Shakespeare’s place in Jewish memory is more troubling. He authored The Merchant of Venice, with its upsetting anti-semitic depiction of the Jewish Shylock. Shakespeare’s Shylock lives in relative freedom in 16th century Venice. Indeed, if Shylock was real, he likely was a former converso as were so many of the Venice’s actual Jewish merchants. Shakespeare’s Shylock, however, is the quintessential medieval Jewish caricature.  He is a money lender, he lacks mercy or charity, and he is obsessed with the law. And yet, for one of the first times in literature, a Jew is also a person (credit to a dear friend). Shylock has feelings, he has motives, and he is a person with whom others interact.

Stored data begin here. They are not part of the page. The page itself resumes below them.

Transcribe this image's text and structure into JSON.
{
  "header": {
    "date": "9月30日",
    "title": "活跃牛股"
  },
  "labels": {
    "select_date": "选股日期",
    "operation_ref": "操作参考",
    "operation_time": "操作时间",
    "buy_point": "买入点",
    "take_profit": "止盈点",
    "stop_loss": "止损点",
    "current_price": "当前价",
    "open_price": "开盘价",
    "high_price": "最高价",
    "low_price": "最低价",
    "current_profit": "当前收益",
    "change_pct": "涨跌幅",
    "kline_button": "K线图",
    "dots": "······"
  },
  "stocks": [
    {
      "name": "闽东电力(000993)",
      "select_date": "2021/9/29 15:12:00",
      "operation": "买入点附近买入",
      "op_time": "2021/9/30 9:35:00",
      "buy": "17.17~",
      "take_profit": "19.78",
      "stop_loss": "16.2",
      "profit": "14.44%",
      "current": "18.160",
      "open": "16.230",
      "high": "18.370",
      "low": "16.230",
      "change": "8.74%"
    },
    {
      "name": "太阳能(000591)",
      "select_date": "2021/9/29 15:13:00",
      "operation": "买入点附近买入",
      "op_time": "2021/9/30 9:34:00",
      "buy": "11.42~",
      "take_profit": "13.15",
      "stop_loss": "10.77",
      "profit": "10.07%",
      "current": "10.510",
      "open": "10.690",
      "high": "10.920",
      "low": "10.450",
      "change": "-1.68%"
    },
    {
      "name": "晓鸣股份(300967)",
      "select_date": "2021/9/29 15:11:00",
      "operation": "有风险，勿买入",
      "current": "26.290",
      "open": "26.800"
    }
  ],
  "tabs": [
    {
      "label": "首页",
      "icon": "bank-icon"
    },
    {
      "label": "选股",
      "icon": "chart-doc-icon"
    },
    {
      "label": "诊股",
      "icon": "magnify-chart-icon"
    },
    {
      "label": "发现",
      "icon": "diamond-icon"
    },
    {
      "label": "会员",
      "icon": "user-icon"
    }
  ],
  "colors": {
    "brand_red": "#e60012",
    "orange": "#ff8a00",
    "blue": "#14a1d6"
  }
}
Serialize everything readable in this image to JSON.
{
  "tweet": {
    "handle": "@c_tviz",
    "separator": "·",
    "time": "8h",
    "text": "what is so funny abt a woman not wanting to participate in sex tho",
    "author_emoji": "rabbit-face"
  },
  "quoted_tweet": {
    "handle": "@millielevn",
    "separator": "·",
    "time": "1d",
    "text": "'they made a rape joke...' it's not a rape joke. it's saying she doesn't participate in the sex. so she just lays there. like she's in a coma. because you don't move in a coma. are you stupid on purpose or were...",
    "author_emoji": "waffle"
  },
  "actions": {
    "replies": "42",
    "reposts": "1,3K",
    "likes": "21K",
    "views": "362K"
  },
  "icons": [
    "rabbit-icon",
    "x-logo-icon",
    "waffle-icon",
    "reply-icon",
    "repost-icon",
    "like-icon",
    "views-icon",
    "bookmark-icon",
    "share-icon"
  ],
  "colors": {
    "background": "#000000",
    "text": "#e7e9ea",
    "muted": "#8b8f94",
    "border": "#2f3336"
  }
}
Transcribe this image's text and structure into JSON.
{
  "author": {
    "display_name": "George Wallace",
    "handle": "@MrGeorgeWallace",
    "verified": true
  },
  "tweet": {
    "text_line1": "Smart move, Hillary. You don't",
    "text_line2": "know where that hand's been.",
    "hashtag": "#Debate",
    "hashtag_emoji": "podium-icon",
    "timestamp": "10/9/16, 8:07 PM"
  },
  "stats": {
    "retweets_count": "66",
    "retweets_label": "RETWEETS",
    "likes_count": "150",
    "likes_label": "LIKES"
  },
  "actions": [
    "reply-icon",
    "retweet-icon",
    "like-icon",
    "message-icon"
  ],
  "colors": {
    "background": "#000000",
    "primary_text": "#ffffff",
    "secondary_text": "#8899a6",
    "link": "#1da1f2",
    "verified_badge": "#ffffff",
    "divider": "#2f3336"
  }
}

He isn’t simply a trope. To an extent, Shakespeare humanises the Jewish Shylock, even while reviling him.

The Haggadah calls on us to face the reality of Anti-Semitism. Indeed the Haggadah says that ‘in every generation they try to destroy us.’ Is the Haggadah saying that we are destined for eternal combat with those around us? Perhaps Cervantes and Shakespeare offer a glimmer of hope with their changing attitude towards Jews wherein Jews are humanised. Sadly, we know that history since then has not always born that out.

We live in a bizarre time. On one hand, the beginnings of humanisation that we see in Don Quixote and in The Merchant of Venice have become more realised than ever. Yet, at the same time many of the same old prejudices remain. How they can live side by side I find difficult to comprehend. The Haggadah reminds us, however, to never give up hope. The end of the phrase that ‘in every generation they try to destroy us’ is that ‘G-d saves us.’ The Haggadah does not ask us to fixate on those that hate us, but rather to focus our faith in G-d. Perhaps, that is why the Haggadah almost entirely leaves out Moshe. There is no talk of his central role in the Exodus, but simply on G-d’s. The Haggadah wants us to focus on our faith, not on our fears. We must have always faith that despite any troubles G-d will provide a path through which we will ultimately prevail. In a sense then on Pesah we declare that while we might not be merchants, and while we might not be knights, we are the children of Israel, and we will survive.